C’est sans doute pour ça qu’elle te ressemble tant, Jen’, parce que je crève de solitude. Peut-être parce que j’idéalise toute notre histoire, que je t’idéalise toi. C’est pour ça que je te vois partout. Parce que je suis incapable de voir une autre femme.

Seulement je ne suis pas fou, je n’ai pas perdu la raison. Mia ne peut pas être fictive. Il y a forcément une explication rationnelle à tout ça. Oui, si ça se trouve, Mia Parker n’est qu’un nom d’emprunt, un pseudonyme pour protéger sa véritable identité.

Bon sang, Mia, qui es-tu ?

La sonnerie de mon smartphone me tire violemment de ma réflexion. L’Atelier. Je décroche.

Ferraz, j’écoute…

Monsieur, m’interpelle Isabelle d’une voix hystérique. Il faut que vous veniez, vite. Ils ont tout cassé !

"Ils" ? Qui ça "ils" ?

Je ne sais pas, des jeunes avec des battes de base-ball…

Et Mia, elle n’a rien ? Je veux dire, personne n’a été blessé ?

Non, nous avons tous réussi à nous barricader dans les vestiaires. Et pour votre gouverne, sachez, Monsieur, que Mia était encore absente de son poste ce matin.

Je marque une pause, très perceptible par mon interlocutrice.

Il y a beaucoup de dégâts ?

On ne pourra pas rouvrir avant plusieurs semaines…

Isabelle, contacte immédiatement notre assurance pour la prévenir du sinistre. J’arrive…

Très bien, mais attendez-vous à un choc. Un énorme choc. Parce qu’il ne reste plus rien…

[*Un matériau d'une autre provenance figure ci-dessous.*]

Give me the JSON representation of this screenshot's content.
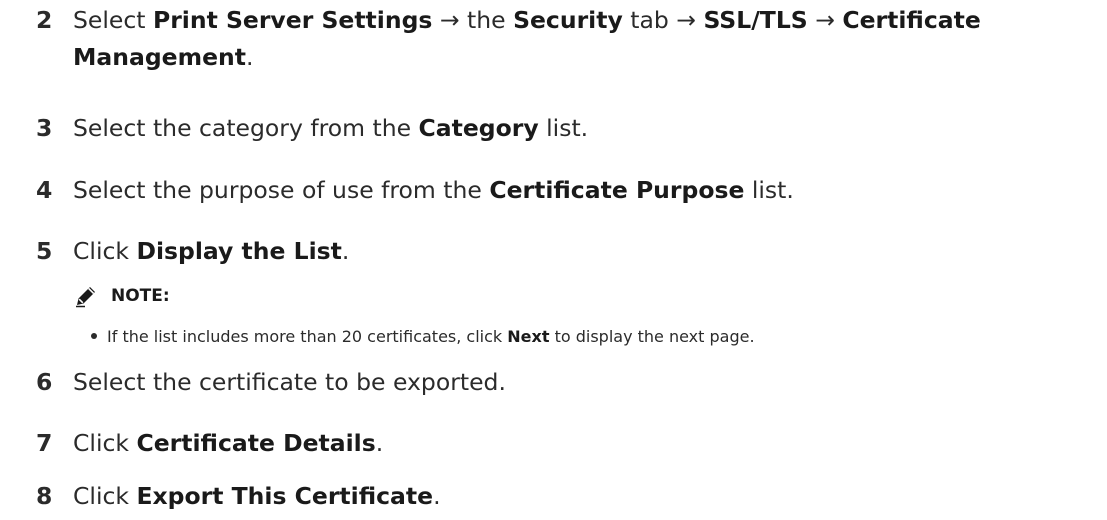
{
  "steps": [
    {
      "num": "2",
      "segments": [
        {
          "t": "Select ",
          "b": false
        },
        {
          "t": "Print Server Settings",
          "b": true
        },
        {
          "t": " → the ",
          "b": false
        },
        {
          "t": "Security",
          "b": true
        },
        {
          "t": " tab → ",
          "b": false
        },
        {
          "t": "SSL/TLS",
          "b": true
        },
        {
          "t": " → ",
          "b": false
        },
        {
          "t": "Certificate",
          "b": true
        }
      ],
      "cont": [
        {
          "t": "Management",
          "b": true
        },
        {
          "t": ".",
          "b": false
        }
      ]
    },
    {
      "num": "3",
      "segments": [
        {
          "t": "Select the category from the ",
          "b": false
        },
        {
          "t": "Category",
          "b": true
        },
        {
          "t": " list.",
          "b": false
        }
      ]
    },
    {
      "num": "4",
      "segments": [
        {
          "t": "Select the purpose of use from the ",
          "b": false
        },
        {
          "t": "Certificate Purpose",
          "b": true
        },
        {
          "t": " list.",
          "b": false
        }
      ]
    },
    {
      "num": "5",
      "segments": [
        {
          "t": "Click ",
          "b": false
        },
        {
          "t": "Display the List",
          "b": true
        },
        {
          "t": ".",
          "b": false
        }
      ]
    },
    {
      "num": "6",
      "segments": [
        {
          "t": "Select the certificate to be exported.",
          "b": false
        }
      ]
    },
    {
      "num": "7",
      "segments": [
        {
          "t": "Click ",
          "b": false
        },
        {
          "t": "Certificate Details",
          "b": true
        },
        {
          "t": ".",
          "b": false
        }
      ]
    },
    {
      "num": "8",
      "segments": [
        {
          "t": "Click ",
          "b": false
        },
        {
          "t": "Export This Certificate",
          "b": true
        },
        {
          "t": ".",
          "b": false
        }
      ]
    }
  ],
  "note": {
    "icon": "pencil-note-icon",
    "heading": "NOTE:",
    "bullet": [
      {
        "t": "If the list includes more than 20 certificates, click ",
        "b": false
      },
      {
        "t": "Next",
        "b": true
      },
      {
        "t": " to display the next page.",
        "b": false
      }
    ]
  }
}
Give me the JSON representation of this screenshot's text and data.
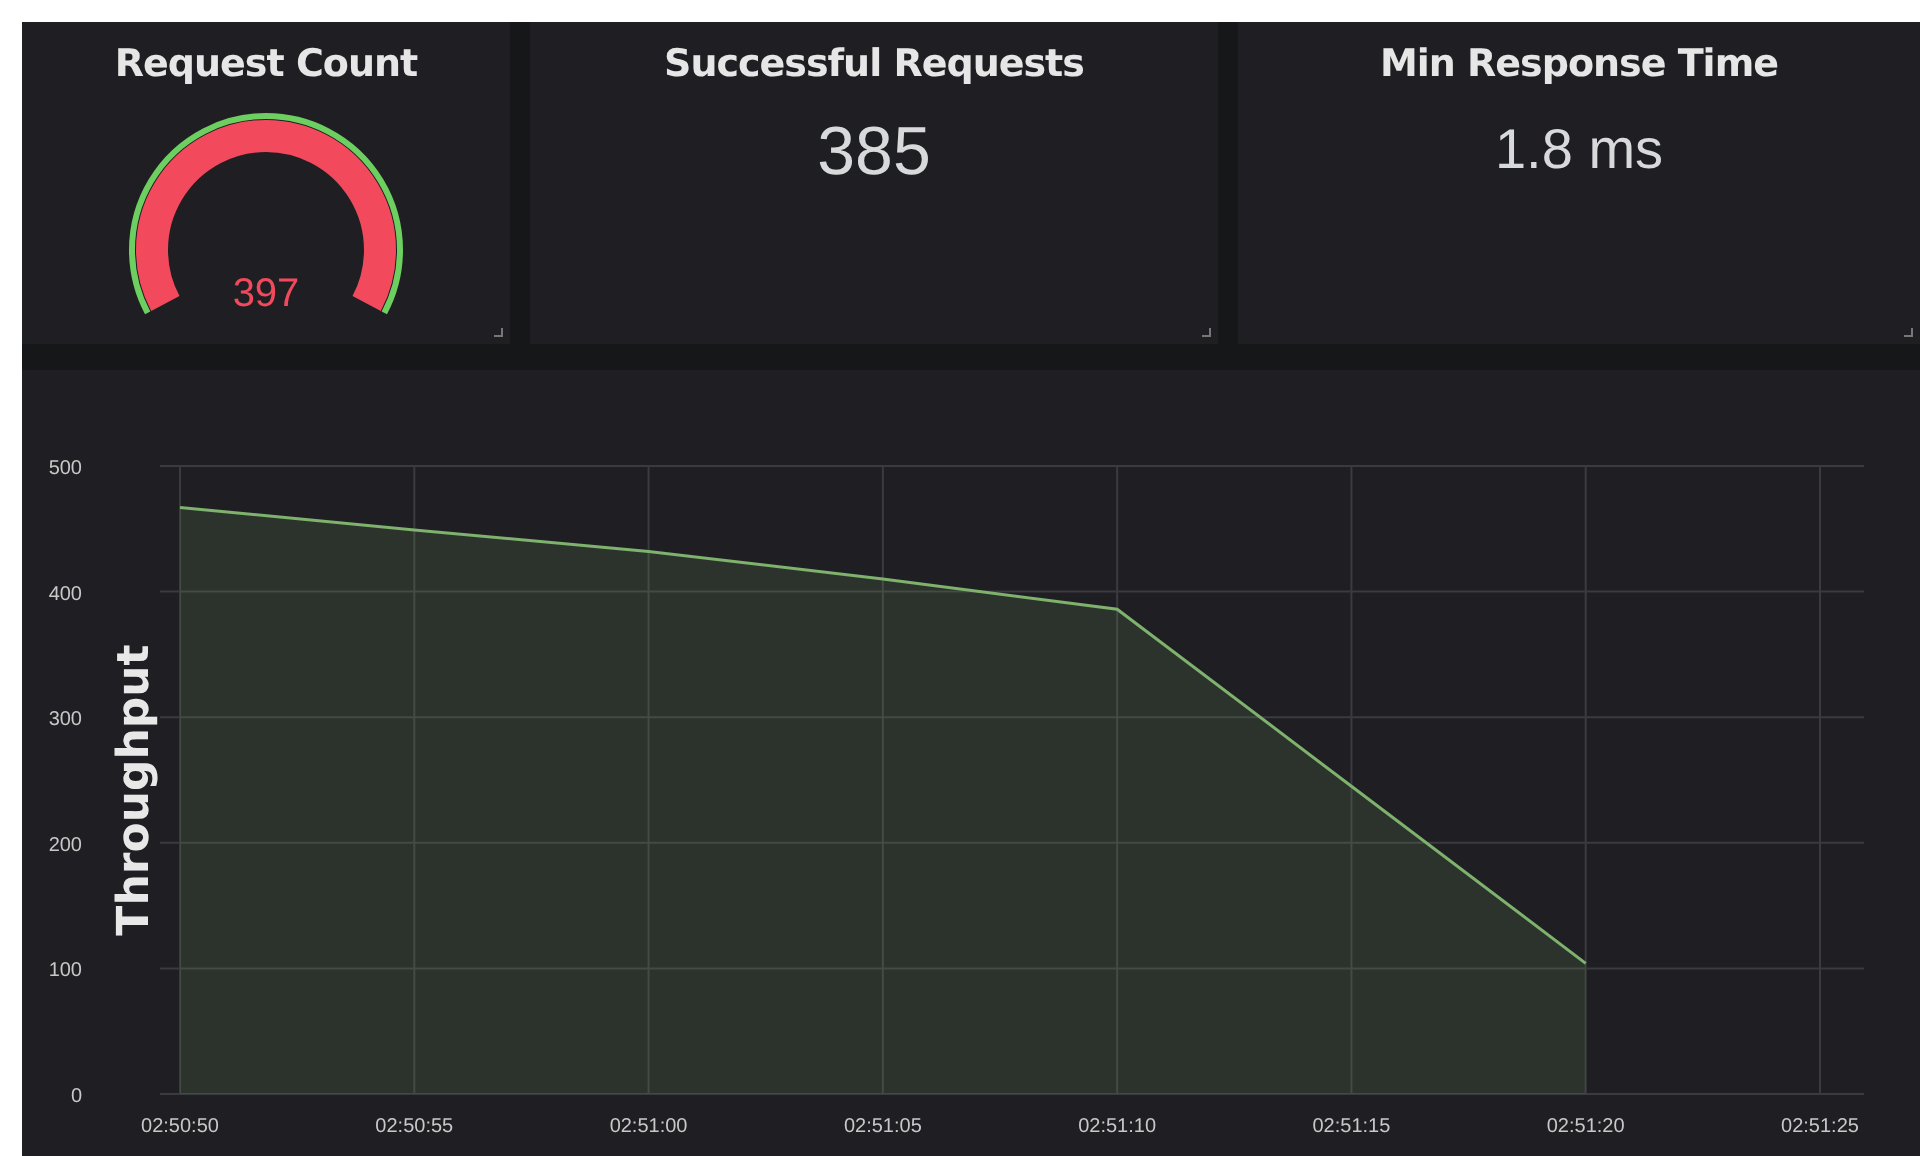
{
  "stats": [
    {
      "kind": "gauge",
      "title": "Request Count",
      "value": "397",
      "level": 1
    },
    {
      "kind": "stat",
      "title": "Successful Requests",
      "value": "385"
    },
    {
      "kind": "stat",
      "title": "Min Response Time",
      "value": "1.8 ms"
    }
  ],
  "throughput": {
    "chart_data": {
      "type": "area",
      "ylabel": "Throughput",
      "categories": [
        "02:50:50",
        "02:50:55",
        "02:51:00",
        "02:51:05",
        "02:51:10",
        "02:51:15",
        "02:51:20",
        "02:51:25"
      ],
      "grid": true,
      "series": [
        {
          "color": "#7eb26d",
          "values": [
            467,
            449,
            432,
            410,
            386,
            245,
            104,
            null
          ]
        }
      ],
      "ylim": [
        0,
        500
      ],
      "yticks": [
        0,
        100,
        200,
        300,
        400,
        500
      ]
    }
  }
}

Je coupe la communication, balance de rage mon téléphone portable qui s’explose au sol et prends ma tête entre les mains. Dix ans. J’ai consacré dix putains d’années de mon existence à cet établissement, à mon rêve, je lui ai tout sacrifié, et voilà que tout s’effondre. Ma saison, mon chiffre d’affaires, bousillés. L’emprunt contracté pour mon extension, ma dette envers mes beaux-parents qui court toujours. Et les salaires, les réservations, la réputation de L’Atelier Je suis en train de tout perdre, tout. Serait-ce à cause de ce petit merdeux, cette petite frappe qui ne supporte pas qu’on lui tienne tête ? Ce Franck ?

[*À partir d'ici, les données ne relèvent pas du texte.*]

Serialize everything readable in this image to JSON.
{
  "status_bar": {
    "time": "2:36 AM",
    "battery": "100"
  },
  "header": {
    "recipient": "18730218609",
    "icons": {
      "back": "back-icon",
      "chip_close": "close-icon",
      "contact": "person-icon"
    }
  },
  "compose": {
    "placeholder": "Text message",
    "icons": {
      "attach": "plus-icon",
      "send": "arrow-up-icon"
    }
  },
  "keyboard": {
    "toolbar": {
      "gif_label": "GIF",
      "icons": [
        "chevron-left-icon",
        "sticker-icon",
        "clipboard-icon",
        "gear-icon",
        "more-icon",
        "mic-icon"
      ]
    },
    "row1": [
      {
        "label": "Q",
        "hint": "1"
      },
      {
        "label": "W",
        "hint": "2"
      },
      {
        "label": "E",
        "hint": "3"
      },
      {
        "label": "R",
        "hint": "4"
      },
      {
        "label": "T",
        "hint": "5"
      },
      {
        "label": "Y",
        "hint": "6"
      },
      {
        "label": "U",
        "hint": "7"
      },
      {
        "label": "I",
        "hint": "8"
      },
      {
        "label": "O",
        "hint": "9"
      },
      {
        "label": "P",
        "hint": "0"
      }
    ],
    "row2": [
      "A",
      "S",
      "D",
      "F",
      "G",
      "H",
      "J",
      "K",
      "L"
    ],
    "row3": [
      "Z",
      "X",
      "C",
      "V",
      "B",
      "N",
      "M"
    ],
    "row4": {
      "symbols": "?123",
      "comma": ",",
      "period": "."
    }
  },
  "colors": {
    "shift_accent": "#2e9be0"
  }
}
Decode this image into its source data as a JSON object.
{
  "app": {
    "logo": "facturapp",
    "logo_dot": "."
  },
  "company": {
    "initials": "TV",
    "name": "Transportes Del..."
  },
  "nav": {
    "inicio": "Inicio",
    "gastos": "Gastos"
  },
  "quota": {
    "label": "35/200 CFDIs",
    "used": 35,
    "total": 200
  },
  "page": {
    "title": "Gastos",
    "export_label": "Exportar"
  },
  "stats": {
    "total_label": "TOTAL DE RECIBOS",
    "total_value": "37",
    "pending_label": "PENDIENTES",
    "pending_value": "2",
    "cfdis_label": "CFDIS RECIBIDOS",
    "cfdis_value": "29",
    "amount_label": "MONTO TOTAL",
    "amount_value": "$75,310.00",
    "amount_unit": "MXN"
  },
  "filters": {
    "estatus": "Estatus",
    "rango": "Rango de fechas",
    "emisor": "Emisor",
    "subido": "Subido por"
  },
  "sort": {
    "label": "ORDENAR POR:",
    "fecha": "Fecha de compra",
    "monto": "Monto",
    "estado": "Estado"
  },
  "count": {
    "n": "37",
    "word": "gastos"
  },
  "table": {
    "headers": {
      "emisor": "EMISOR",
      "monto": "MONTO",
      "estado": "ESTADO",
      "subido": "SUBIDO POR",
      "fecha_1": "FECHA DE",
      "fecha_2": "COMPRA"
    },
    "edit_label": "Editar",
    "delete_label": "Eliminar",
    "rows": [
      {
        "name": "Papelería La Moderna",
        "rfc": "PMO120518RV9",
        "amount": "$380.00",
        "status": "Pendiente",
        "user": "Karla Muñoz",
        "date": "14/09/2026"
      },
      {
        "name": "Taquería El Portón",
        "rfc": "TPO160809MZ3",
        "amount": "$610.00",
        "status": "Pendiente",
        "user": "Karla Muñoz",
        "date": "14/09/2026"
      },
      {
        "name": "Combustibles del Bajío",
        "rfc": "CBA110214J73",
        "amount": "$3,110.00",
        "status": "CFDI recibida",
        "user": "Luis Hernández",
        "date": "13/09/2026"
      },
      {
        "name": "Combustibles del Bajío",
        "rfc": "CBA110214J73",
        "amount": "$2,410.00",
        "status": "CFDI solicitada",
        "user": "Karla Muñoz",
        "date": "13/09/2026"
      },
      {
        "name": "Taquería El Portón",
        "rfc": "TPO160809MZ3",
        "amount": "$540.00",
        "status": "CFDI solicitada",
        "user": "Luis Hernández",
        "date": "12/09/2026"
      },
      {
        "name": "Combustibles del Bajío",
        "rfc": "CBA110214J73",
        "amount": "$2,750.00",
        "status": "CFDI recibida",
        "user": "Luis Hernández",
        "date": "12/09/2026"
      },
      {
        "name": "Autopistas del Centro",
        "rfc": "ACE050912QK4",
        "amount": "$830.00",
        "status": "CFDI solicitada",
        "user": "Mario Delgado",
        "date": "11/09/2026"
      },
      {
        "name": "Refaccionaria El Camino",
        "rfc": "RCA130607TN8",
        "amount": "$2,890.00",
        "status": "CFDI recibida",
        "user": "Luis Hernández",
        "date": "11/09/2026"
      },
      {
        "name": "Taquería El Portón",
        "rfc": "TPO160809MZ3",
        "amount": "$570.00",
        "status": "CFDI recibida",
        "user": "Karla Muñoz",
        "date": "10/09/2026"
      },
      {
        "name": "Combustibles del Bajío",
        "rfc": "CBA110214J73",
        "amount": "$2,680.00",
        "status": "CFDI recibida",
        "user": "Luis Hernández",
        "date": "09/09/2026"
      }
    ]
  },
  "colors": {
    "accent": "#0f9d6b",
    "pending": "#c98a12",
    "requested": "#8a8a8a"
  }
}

Suis-je vraiment prêt à supporter tout ça, repartir à zéro pour toi, Mia ?

***

Le début d’après-midi teinte le ciel de couleurs chaudes. J’ai le sourire et l’envie de siffloter l’air débile entendu plus tôt à la radio. Après une bonne quinzaine de minutes de trajet pour rejoindre Le Bourget-du-Lac, je me gare un peu à l’écart du restaurant. J’ai envie de marcher pour profiter du beau temps, imaginer encore ce que je vais dire à Eric. Je me rembobine une nouvelle fois la scène. Je pousse la porte, il est au milieu de la salle, il m’attend. J’avance vers lui, doucement, alors qu’il me couve du regard. C’est une véritable comédie romantique qui se joue dans ma tête, violons et trompettes, confettis et petits cœurs. Perdue dans mes pensées, je manque de percuter un couple de personnes âgées qui se promène, bras dessus-bras dessous. Je m’excuse et repars, légère, presque sautillante. C’est une belle journée.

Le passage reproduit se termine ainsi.